Over three global studies, a digital transformation index has shown what COVID-19 has prescribed for the world’s business leaders.
Organizations have been shifting their digital transformation programmes into high gear and are on the path to accomplish in a few months what would normally have taken them years.
In July and August 2020 4,300 business leaders from mid-size to large organizations across 18 countries, were surveyed for the compilation of global benchmark indicating businesses’ status of transformation. For the Asia Pacific and Japan region (APJ) 1,700 business leaders from Australia, India, Japan, mainland China, New Zealand and Singapore were surveyed. The respondents’ digital business efforts were classified by IT strategy, workforce transformation initiatives and perceived performance against a core set of digital business attributes.
The findings, updated biennially in the Dell Technologies Digital Transformation Index (DT Index), are the third installment of the index since its appearance in 2016 and 2018.
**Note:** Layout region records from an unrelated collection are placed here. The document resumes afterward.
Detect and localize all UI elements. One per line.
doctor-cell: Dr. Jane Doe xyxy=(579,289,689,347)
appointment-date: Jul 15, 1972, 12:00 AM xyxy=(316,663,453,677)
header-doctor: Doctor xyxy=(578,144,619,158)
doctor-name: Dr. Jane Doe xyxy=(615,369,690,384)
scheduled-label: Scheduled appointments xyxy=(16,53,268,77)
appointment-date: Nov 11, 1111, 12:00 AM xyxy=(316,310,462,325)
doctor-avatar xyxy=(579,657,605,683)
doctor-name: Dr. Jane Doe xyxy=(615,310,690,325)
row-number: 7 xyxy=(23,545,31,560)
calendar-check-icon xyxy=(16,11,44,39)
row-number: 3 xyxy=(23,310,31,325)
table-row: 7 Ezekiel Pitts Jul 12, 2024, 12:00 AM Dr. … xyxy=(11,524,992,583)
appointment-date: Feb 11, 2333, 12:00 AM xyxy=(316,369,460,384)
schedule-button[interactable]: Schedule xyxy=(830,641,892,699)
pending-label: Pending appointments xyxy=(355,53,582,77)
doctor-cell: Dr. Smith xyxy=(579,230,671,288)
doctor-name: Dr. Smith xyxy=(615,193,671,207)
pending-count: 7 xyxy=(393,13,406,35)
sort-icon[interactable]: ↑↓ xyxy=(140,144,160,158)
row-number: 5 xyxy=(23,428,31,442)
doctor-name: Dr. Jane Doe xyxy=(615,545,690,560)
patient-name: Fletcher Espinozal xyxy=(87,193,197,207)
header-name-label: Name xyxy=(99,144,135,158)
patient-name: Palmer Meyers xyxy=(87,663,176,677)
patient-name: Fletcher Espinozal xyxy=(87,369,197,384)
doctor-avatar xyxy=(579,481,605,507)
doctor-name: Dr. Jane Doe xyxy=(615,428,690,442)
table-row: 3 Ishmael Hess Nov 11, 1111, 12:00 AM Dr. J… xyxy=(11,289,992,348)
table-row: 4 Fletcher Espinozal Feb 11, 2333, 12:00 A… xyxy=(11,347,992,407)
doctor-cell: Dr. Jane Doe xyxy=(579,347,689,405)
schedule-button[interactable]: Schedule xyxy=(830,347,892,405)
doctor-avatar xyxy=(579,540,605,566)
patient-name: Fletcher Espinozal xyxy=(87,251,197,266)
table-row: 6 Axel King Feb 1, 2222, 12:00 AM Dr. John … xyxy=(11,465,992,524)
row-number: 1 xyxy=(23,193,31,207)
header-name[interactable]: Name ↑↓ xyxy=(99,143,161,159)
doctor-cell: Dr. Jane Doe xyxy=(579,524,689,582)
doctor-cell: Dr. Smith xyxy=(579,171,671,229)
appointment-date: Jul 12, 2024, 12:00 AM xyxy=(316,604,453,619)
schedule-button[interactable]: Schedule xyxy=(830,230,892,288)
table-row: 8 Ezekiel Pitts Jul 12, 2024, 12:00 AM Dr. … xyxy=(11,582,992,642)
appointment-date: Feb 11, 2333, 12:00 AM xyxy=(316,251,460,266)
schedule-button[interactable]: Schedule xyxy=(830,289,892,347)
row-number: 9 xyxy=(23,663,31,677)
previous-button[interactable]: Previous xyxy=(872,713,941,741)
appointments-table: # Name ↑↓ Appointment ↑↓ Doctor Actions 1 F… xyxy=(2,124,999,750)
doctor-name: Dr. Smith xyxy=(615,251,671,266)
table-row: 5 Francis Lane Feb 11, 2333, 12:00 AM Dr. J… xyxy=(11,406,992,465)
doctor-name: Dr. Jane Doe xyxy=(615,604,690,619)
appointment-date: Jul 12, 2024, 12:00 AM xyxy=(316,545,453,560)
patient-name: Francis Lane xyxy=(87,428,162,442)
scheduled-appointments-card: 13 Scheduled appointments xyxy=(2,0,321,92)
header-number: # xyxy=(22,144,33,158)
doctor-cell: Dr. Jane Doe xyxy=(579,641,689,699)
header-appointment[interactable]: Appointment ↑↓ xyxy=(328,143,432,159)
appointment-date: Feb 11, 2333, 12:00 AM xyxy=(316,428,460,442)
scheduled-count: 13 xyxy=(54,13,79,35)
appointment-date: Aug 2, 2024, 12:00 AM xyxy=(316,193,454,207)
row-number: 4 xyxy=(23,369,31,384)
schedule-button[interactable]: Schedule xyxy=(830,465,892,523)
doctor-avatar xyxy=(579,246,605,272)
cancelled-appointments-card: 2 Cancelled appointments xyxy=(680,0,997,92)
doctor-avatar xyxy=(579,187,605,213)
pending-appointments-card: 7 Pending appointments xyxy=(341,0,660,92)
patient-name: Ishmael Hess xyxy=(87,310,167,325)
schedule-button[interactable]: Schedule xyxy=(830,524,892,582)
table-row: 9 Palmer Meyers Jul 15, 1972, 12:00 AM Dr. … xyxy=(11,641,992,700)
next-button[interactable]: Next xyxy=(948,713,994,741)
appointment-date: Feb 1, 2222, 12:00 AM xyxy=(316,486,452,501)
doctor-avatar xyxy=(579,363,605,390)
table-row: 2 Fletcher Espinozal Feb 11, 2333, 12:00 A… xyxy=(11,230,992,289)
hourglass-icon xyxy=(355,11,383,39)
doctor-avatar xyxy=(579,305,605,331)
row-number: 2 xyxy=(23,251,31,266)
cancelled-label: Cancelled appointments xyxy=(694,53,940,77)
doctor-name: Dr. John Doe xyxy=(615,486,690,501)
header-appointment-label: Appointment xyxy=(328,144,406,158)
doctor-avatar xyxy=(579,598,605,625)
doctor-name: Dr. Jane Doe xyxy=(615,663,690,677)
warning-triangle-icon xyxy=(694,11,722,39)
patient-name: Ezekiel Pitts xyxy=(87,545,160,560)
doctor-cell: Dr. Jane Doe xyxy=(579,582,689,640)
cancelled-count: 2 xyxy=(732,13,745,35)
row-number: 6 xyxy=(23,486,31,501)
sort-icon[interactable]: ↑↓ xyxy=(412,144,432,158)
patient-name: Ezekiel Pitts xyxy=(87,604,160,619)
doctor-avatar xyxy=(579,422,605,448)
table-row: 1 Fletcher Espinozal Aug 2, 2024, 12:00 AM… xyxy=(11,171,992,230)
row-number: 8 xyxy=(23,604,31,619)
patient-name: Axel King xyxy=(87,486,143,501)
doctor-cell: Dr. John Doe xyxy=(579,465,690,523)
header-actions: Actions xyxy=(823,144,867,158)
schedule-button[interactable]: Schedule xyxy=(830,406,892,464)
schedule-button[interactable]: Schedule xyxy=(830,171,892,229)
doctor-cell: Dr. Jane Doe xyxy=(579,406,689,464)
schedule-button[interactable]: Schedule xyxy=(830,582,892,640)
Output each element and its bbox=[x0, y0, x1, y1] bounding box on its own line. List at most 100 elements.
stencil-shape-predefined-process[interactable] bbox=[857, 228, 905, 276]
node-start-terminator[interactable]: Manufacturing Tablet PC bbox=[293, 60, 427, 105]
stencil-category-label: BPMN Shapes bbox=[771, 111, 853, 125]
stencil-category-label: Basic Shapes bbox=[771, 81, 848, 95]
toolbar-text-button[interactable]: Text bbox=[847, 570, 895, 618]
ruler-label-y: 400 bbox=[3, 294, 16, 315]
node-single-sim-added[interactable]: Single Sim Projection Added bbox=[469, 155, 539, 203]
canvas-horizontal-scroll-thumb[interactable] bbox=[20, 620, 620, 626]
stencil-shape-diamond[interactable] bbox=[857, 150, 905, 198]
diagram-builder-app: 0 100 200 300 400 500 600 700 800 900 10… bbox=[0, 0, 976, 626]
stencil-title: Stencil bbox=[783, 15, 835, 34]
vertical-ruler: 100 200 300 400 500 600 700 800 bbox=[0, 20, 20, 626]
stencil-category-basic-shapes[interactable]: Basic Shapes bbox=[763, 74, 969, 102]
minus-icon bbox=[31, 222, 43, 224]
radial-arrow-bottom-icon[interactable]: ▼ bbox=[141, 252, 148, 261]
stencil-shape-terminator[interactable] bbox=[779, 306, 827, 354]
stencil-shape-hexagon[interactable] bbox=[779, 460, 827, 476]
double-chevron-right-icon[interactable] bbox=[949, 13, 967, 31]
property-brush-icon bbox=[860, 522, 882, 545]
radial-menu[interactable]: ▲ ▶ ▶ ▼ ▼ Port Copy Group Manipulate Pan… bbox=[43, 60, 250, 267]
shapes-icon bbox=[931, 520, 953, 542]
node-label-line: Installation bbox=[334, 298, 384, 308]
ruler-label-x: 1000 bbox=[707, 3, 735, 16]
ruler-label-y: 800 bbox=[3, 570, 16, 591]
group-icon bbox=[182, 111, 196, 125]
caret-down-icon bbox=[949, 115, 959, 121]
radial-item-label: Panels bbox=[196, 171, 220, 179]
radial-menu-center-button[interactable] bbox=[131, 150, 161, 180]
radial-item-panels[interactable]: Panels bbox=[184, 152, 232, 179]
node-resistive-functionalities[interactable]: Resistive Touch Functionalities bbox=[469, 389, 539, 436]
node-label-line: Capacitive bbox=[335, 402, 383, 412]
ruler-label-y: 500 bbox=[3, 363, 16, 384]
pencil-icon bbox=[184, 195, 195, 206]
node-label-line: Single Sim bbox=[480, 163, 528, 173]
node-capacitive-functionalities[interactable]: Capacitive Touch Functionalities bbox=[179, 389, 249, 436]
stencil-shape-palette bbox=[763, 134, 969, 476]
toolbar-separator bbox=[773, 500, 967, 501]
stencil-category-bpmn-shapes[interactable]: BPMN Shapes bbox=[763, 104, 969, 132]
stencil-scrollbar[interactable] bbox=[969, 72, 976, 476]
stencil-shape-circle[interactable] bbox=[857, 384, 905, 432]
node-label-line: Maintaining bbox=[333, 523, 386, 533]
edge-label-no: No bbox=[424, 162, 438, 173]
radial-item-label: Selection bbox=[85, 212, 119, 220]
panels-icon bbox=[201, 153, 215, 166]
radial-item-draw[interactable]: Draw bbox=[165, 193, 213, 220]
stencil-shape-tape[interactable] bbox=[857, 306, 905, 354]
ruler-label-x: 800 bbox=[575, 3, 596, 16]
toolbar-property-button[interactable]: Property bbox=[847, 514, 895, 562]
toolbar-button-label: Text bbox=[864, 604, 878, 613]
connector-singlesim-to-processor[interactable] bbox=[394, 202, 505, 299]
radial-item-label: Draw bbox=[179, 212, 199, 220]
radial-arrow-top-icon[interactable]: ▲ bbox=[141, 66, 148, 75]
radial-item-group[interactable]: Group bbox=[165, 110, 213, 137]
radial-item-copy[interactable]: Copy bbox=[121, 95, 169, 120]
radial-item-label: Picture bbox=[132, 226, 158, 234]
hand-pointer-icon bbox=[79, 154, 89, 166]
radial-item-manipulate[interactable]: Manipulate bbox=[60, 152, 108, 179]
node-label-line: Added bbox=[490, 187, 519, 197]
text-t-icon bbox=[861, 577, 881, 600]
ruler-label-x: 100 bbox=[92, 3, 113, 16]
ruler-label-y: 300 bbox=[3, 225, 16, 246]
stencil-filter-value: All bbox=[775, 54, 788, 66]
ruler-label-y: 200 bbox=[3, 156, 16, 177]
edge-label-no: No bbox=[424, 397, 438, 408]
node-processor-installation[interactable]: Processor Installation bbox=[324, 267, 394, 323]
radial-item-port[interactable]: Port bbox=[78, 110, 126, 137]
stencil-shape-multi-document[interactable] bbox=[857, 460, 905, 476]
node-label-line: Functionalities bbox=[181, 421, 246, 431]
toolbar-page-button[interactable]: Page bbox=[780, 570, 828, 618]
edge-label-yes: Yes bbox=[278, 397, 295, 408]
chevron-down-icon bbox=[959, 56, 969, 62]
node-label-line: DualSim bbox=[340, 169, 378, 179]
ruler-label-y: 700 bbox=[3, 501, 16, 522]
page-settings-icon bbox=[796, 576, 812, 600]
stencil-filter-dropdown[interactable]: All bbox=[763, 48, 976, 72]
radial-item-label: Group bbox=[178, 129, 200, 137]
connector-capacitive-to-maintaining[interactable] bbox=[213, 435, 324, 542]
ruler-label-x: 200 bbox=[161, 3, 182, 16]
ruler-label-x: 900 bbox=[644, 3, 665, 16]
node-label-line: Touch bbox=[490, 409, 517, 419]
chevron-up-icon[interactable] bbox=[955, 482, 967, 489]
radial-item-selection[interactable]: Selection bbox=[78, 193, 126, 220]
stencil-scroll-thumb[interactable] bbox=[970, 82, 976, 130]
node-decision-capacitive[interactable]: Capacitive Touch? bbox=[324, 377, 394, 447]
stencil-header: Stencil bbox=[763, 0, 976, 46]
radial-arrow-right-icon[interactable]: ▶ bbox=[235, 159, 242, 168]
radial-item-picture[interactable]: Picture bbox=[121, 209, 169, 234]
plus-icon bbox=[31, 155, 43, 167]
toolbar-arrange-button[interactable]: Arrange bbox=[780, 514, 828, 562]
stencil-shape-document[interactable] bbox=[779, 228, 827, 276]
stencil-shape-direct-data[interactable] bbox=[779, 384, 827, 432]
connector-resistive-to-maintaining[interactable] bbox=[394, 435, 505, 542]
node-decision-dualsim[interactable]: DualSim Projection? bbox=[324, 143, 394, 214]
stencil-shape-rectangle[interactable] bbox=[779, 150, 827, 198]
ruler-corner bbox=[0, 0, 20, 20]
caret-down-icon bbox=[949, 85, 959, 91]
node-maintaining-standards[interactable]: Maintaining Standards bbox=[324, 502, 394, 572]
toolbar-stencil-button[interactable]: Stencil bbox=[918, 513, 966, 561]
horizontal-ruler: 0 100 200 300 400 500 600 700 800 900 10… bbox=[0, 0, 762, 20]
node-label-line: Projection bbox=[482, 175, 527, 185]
In one of the first global studies to measure business behaviour as a result of the pandemic, this year’s DT Index found that eight in 10 organizations (APJ: 84 percent) have fast-tracked some digital transformation program this year and 79% (APJ: 86%)are re-inventing their business model.
A new DX curve
This year’s results tracked the first rise in the number of Digital Leaders (the most digitally-mature organizations) to 6% globally. Digital Adopters (the second most digitally-mature group) has grown from 23% in 2018 to 39% to date globally: a 16% increase.
In APJ, the number of Digital Leaders remained the same from 2018, at 6%. The number of Digital Adopters in APJ grew from 23% to 39%: a 16% increase.
This year, the DT Index recorded a modest drop since 2018 in the number of Digital Laggards (the least digitally-mature group) by 6% points globally (APJ: 6%), and a steep fall in the second-to-last group, Digital Followers, by 17% globally (APJ: 13%). These organizations are moving up into the Digital Adopter and Digital Evaluator groups, which have expanded in tandem.
Dell’s Chairman and CEO Michael Dell said: “We’ve been given a glimpse of the future, and the organizations that are accelerating their digital transformation now will be poised for success in the Data Era that is unfolding before our eyes.”
According to Dell, economies recovering from the impact of a pandemic should understand transformation barriers and investment opportunities so that they can act quickly to drive new ideas, concepts and solutions that they need to either maintain or accelerate growth.
Barriers to DX
The pandemic may have catalyzed digital transformation across the globe, but continuous transformation is challenging: 94% of organizations (APJ: 96%)polled were facing entrenched barriers to transformation. According to the DT Index, the top-3 barriers to DX success were:
- Data privacy and cybersecurity concerns (up from 5th place in 2016)
For APJ, data privacy and cybersecurity concerns also topped the list (#1 in 2018)
- Lack of budget and resources (#1 in 2016, #2 in 2018)
This was similar for APJ (#2 in 2018)
- Inability to extract insights from data and/or information overload (a jump of eight places since 2016)
Again the same for APJ (#3 in 2018)
Foundational vs Emerging tech
Prior to the pandemic, business investments had been strongly-focused on foundational technologies rather than emerging technologies. The vast majority, 89% of global respondents (APJ: 92%) recognized that due to this year’s turmoil, they will need a more agile/ scalable IT infrastructure to allow for future contingencies. Here are the top technology cited investments for the next one to three years:
Global and APJ top technology investments:
- Cybersecurity (43%) [APJ: 42%]
- Data management tools (39%) [APJ: 41%]
- 5G infrastructure (37%) [APJ AI algorithms: 40%]
- Privacy software (35%) [APJ: 5G infrastructure: 36%]
- Multi-cloud environment (35%) [APJ: 36%]
For emerging tech, increased usage of Augmented Reality to learn how to do or fix things in an instant was cited by 82 per cent of respondents globally (APJ: 85%). The use of AI and data analytics to predict potential disruptions was also cited by 85% of global respondents (APJ: 88%).
Distributed ledgers such as blockchain were cited globally by 78% of respondents as a solution to making the Gig economy fairer by cutting out the intermediaries. In APJ this was 84%.
Finally, despite these findings, only 16% (APJ: 17%) were planning to invest in Virtual/Augmented Reality; for AI, it was just 32% (APJ: 40%); and for distributed ledger technology, a mere 15% (APJ: 16%) had plans in the next one to three years.